Wendy: When you were writing, what was the best thing you found about writing your book?
Nia: That I was able to put it behind me, finally. I had had a pretty melancholy day, and then I would close the computer, walk out of my office, go pick up my daughter, and be fine. Be absolutely fine. It was, I think, a way of finally closing that – metaphor – chapter.
Wendy: Along the way, was there anybody who – well, I don’t know how much you shared about how you were writing it – but I wondered if there was anybody who didn’t want you to write the book?
Nia: No, I didn’t tell very many people that I had a book deal, so I rarely talk about things as I’m writing them. That’s one thing. But the main thing I did with this book was only Ian and one of my representatives read it. I waited until it was printed to give it to anybody because I wanted to write unfettered by concern, critique, anything.
Wendy: That makes sense.
Nia: Yes, I just wanted it to be a pure idea like My Big Fat Greek Wedding was. I wrote and then sold it. But that’s not how it’s done these days. Like I have a movie at Paramount. I told them the idea, they paid me, and now I’m writing it.
Wendy: Oh, okay.
Nia: Yeah, it’s different. Already they’ve given me their thoughts. Ooh, I like this scene. I’m not sure about this character. But that’s there perogative.
Nia: Oh, and by the way I will retweet your story, but can you avoid any spoilers in it like my daughter’s name or anything like that?
Wendy: Sure, sure!
Nia: Great, and then send it to me. I’m trying to be more attentive to Twitter during this time and then I’ll try and re-tweet it.
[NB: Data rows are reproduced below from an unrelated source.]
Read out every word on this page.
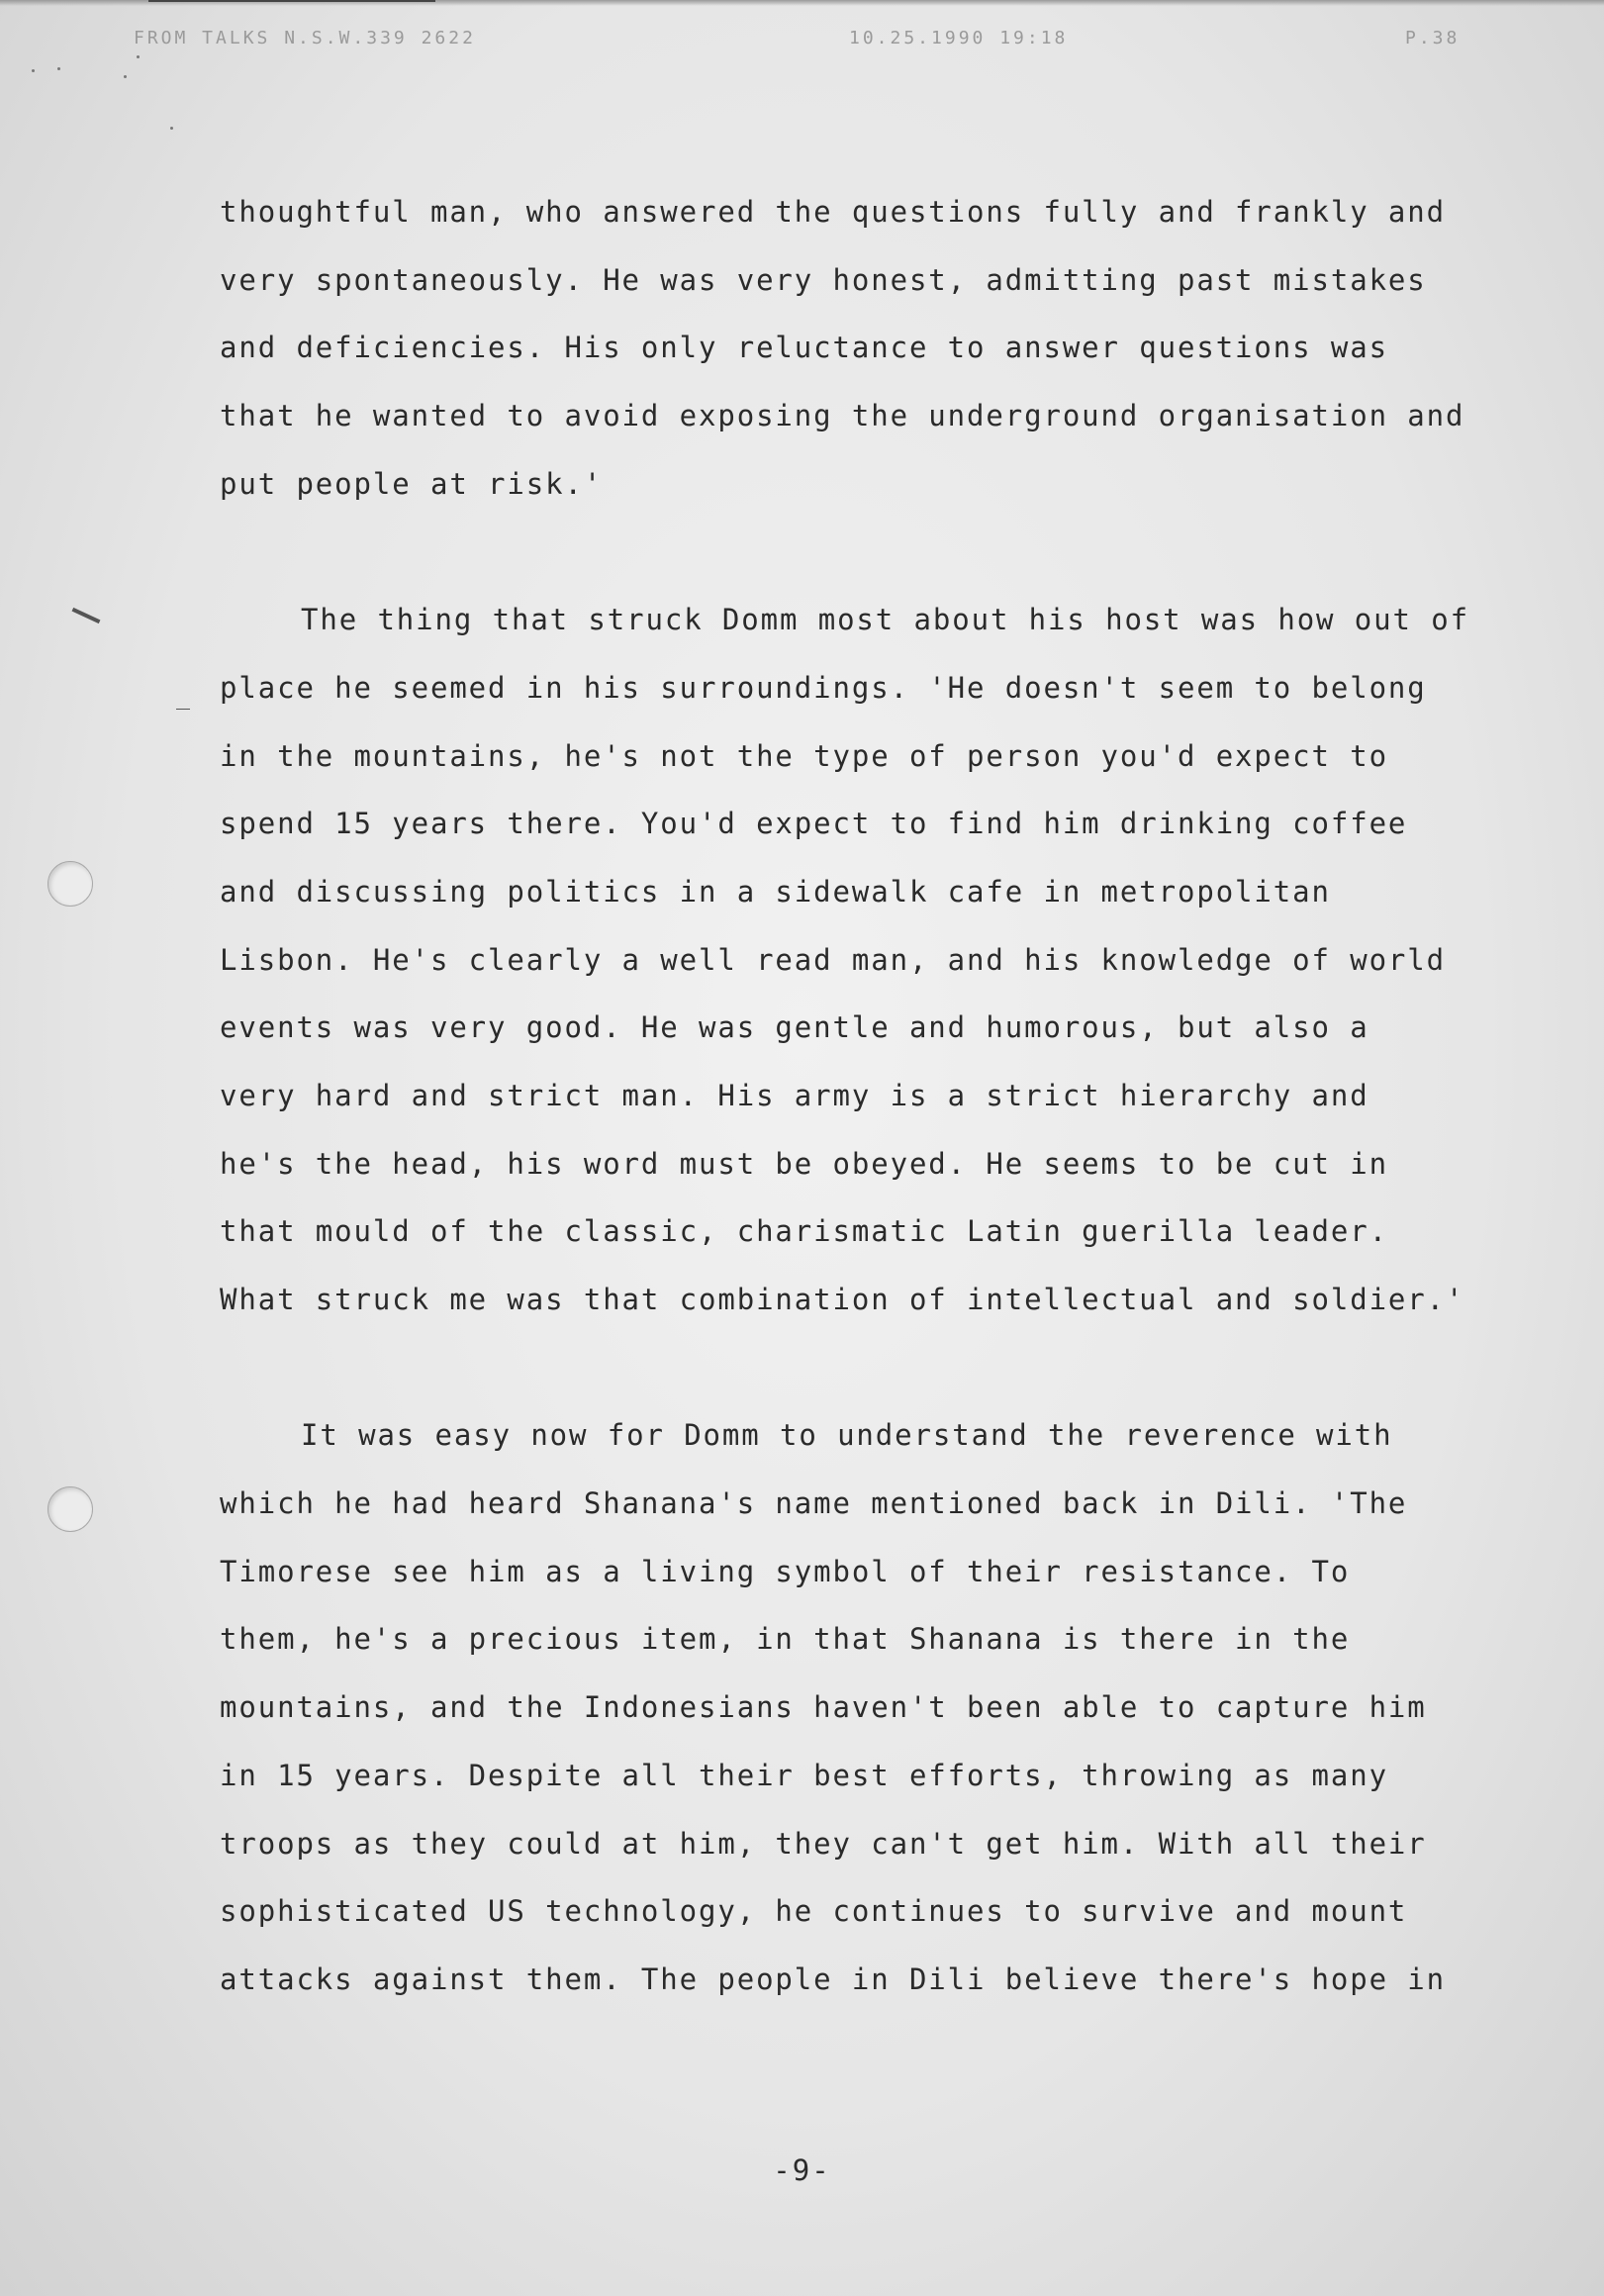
FROM TALKS N.S.W.339 2622	10.25.1990 19:18	P.38
thoughtful man, who answered the questions fully and frankly and
very spontaneously. He was very honest, admitting past mistakes
and deficiencies. His only reluctance to answer questions was
that he wanted to avoid exposing the underground organisation and
put people at risk.'
The thing that struck Domm most about his host was how out of
place he seemed in his surroundings. 'He doesn't seem to belong
in the mountains, he's not the type of person you'd expect to
spend 15 years there. You'd expect to find him drinking coffee
and discussing politics in a sidewalk cafe in metropolitan
Lisbon. He's clearly a well read man, and his knowledge of world
events was very good. He was gentle and humorous, but also a
very hard and strict man. His army is a strict hierarchy and
he's the head, his word must be obeyed. He seems to be cut in
that mould of the classic, charismatic Latin guerilla leader.
What struck me was that combination of intellectual and soldier.'
It was easy now for Domm to understand the reverence with
which he had heard Shanana's name mentioned back in Dili. 'The
Timorese see him as a living symbol of their resistance. To
them, he's a precious item, in that Shanana is there in the
mountains, and the Indonesians haven't been able to capture him
in 15 years. Despite all their best efforts, throwing as many
troops as they could at him, they can't get him. With all their
sophisticated US technology, he continues to survive and mount
attacks against them. The people in Dili believe there's hope in
-9-
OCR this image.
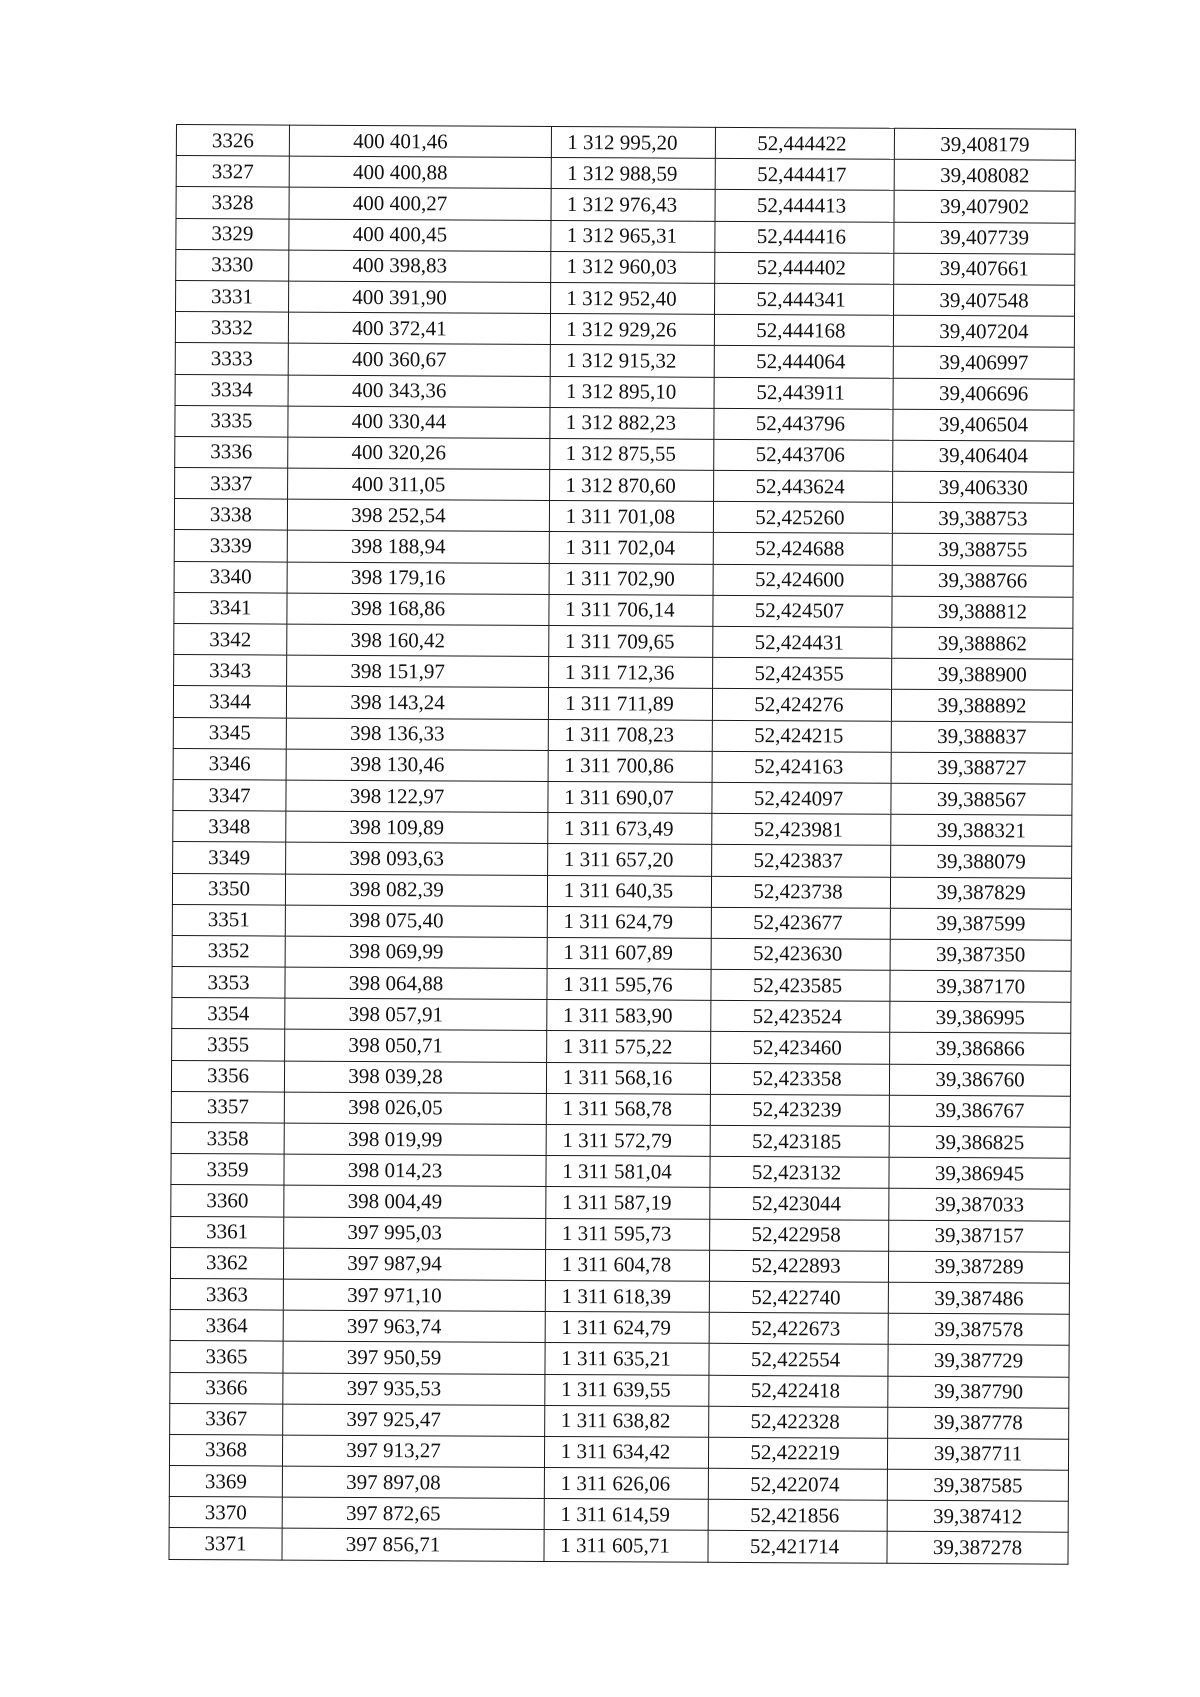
3326	400 401,46	1 312 995,20	52,444422	39,408179
3327	400 400,88	1 312 988,59	52,444417	39,408082
3328	400 400,27	1 312 976,43	52,444413	39,407902
3329	400 400,45	1 312 965,31	52,444416	39,407739
3330	400 398,83	1 312 960,03	52,444402	39,407661
3331	400 391,90	1 312 952,40	52,444341	39,407548
3332	400 372,41	1 312 929,26	52,444168	39,407204
3333	400 360,67	1 312 915,32	52,444064	39,406997
3334	400 343,36	1 312 895,10	52,443911	39,406696
3335	400 330,44	1 312 882,23	52,443796	39,406504
3336	400 320,26	1 312 875,55	52,443706	39,406404
3337	400 311,05	1 312 870,60	52,443624	39,406330
3338	398 252,54	1 311 701,08	52,425260	39,388753
3339	398 188,94	1 311 702,04	52,424688	39,388755
3340	398 179,16	1 311 702,90	52,424600	39,388766
3341	398 168,86	1 311 706,14	52,424507	39,388812
3342	398 160,42	1 311 709,65	52,424431	39,388862
3343	398 151,97	1 311 712,36	52,424355	39,388900
3344	398 143,24	1 311 711,89	52,424276	39,388892
3345	398 136,33	1 311 708,23	52,424215	39,388837
3346	398 130,46	1 311 700,86	52,424163	39,388727
3347	398 122,97	1 311 690,07	52,424097	39,388567
3348	398 109,89	1 311 673,49	52,423981	39,388321
3349	398 093,63	1 311 657,20	52,423837	39,388079
3350	398 082,39	1 311 640,35	52,423738	39,387829
3351	398 075,40	1 311 624,79	52,423677	39,387599
3352	398 069,99	1 311 607,89	52,423630	39,387350
3353	398 064,88	1 311 595,76	52,423585	39,387170
3354	398 057,91	1 311 583,90	52,423524	39,386995
3355	398 050,71	1 311 575,22	52,423460	39,386866
3356	398 039,28	1 311 568,16	52,423358	39,386760
3357	398 026,05	1 311 568,78	52,423239	39,386767
3358	398 019,99	1 311 572,79	52,423185	39,386825
3359	398 014,23	1 311 581,04	52,423132	39,386945
3360	398 004,49	1 311 587,19	52,423044	39,387033
3361	397 995,03	1 311 595,73	52,422958	39,387157
3362	397 987,94	1 311 604,78	52,422893	39,387289
3363	397 971,10	1 311 618,39	52,422740	39,387486
3364	397 963,74	1 311 624,79	52,422673	39,387578
3365	397 950,59	1 311 635,21	52,422554	39,387729
3366	397 935,53	1 311 639,55	52,422418	39,387790
3367	397 925,47	1 311 638,82	52,422328	39,387778
3368	397 913,27	1 311 634,42	52,422219	39,387711
3369	397 897,08	1 311 626,06	52,422074	39,387585
3370	397 872,65	1 311 614,59	52,421856	39,387412
3371	397 856,71	1 311 605,71	52,421714	39,387278
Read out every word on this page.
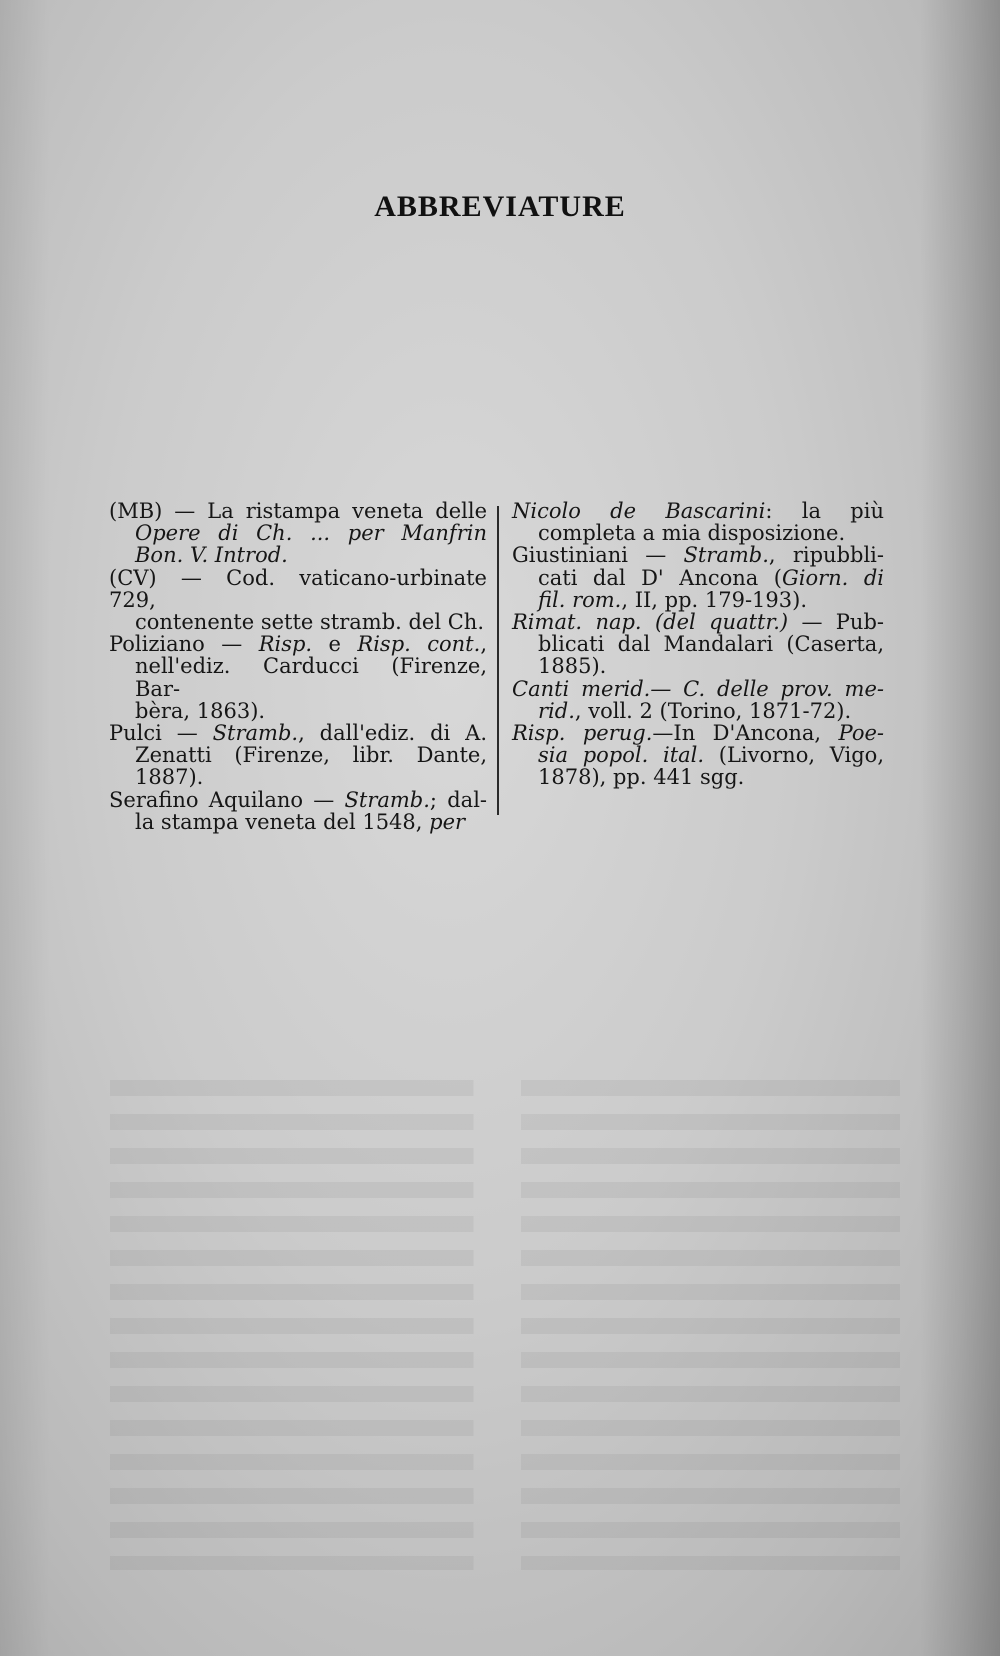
ABBREVIATURE
(MB) — La ristampa veneta delle
Opere di Ch. ... per Manfrin
Bon. V. Introd.
(CV) — Cod. vaticano-urbinate 729,
contenente sette stramb. del Ch.
Poliziano — Risp. e Risp. cont.,
nell'ediz. Carducci (Firenze, Bar-
bèra, 1863).
Pulci — Stramb., dall'ediz. di A.
Zenatti (Firenze, libr. Dante,
1887).
Serafino Aquilano — Stramb.; dal-
la stampa veneta del 1548, per
Nicolo de Bascarini: la più
completa a mia disposizione.
Giustiniani — Stramb., ripubbli-
cati dal D' Ancona (Giorn. di
fil. rom., II, pp. 179-193).
Rimat. nap. (del quattr.) — Pub-
blicati dal Mandalari (Caserta,
1885).
Canti merid.— C. delle prov. me-
rid., voll. 2 (Torino, 1871-72).
Risp. perug.—In D'Ancona, Poe-
sia popol. ital. (Livorno, Vigo,
1878), pp. 441 sgg.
Wendy: Do you think that you’ll ever do a movie about your story?
Nia: We’ve been approached!
Wendy: Oh, that’s wonderful!
Nia: Yeah! I don’t mean the real we, my manager at Paradigm and my manager, Scott, [got] a couple of calls because the reviews have been so good so far that all of a sudden people are like, “What’s this book?” So, yeah!
Wendy: That’s wonderful!
Nia: I’m open to it. We’ll see…I think it makes a better book.
Wendy: That’s great. That’s fantastic. Congratulations!
Wendy: The only other thing I wanted to say was…Do you have a book tour that you are planning as well?
Nia: Yes, it’s a HEAVY book tour. It is New York, New Jersey, Boston, Fort Lauderdale, Greensboro…it’s all over the place. And Los Angeles. Where are you?
Wendy: I’m outside of Detroit, Michigan.
Nia: Okay, I’m not sure if we’re going there this leg or the next leg, but I’ll let you know. I’m going to post the book tour dates very soon as soon as they’re solidified. I have to go because I have to start a live interview at 11:00am.
Wendy: Well, okay, good luck with it and good luck with the book – it’s fantastic and thank you so much for your time!
Nia: Oh, thank you so so much for getting the word out – it’s lovely to speak with you.
Wendy: You, too. Thank you!
Being given the opportunity to read Instant Mom, review it, and speak with Nia Vardalos has really inspired me, and I hope that she inspires you, too!